Le portrait est troublant. Il dépeint une jeunesse anxieuse, déprimée, médicamentée, peu traitée, toutes réalités autour desquelles on fait peu de bruit, mais qui demeurent aussi négligées, tant sur le plan de la prévention que du point de vue de l’action et du financement. Voilà des problèmes bien plus préoccupants qu’un infime pourcentage d’adeptes du pot glissant vers la schizophrénie !

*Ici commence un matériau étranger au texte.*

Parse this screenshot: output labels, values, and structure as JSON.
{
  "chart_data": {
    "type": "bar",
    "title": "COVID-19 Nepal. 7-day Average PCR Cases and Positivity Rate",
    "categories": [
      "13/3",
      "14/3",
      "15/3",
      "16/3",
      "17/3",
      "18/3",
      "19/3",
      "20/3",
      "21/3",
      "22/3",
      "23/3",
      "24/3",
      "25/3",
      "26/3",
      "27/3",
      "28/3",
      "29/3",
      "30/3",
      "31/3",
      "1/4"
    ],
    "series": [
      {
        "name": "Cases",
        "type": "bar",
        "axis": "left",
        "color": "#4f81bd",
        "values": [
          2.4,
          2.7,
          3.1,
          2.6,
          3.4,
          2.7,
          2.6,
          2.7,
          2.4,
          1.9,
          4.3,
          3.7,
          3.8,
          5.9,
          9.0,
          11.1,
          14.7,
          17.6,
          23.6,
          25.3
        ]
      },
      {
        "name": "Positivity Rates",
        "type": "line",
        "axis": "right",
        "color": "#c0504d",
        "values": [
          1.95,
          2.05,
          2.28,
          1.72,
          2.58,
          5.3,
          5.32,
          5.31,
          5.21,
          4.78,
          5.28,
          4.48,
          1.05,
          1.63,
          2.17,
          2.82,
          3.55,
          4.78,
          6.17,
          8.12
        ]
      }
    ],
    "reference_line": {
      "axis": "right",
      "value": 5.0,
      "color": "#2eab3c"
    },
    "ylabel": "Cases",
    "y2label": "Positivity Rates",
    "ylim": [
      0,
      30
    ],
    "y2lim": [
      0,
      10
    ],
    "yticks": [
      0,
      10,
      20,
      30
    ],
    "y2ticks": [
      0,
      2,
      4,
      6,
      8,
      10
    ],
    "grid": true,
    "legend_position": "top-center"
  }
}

L’Enquête québécoise sur la santé des jeunes du secondaire 2016-2017, dont la seconde édition était dévoilée mercredi, révèle que les niveaux de détresse psychologique ont augmenté en l’espace de six ans, que les taux d’anxiété vont galopant, que les troubles du déficit de l’attention sont en croissance. Entre 3 et 4 % des élèves sondés ont affirmé avoir pris des médicaments pour soigner anxiété ou dépression. Quelque 15 % de l’échantillon raconte avoir eu recours à une médication prescrite pour « se calmer ou se concentrer ». Les jeunes mangent plus ou moins bien, dorment trop peu, n’abusent pas d’activité physique. Des études ont documenté les effets néfastes et directs de l’utilisation excessive des réseaux sociaux — et son corollaire, la passivité et ses dérives — sur la santé mentale.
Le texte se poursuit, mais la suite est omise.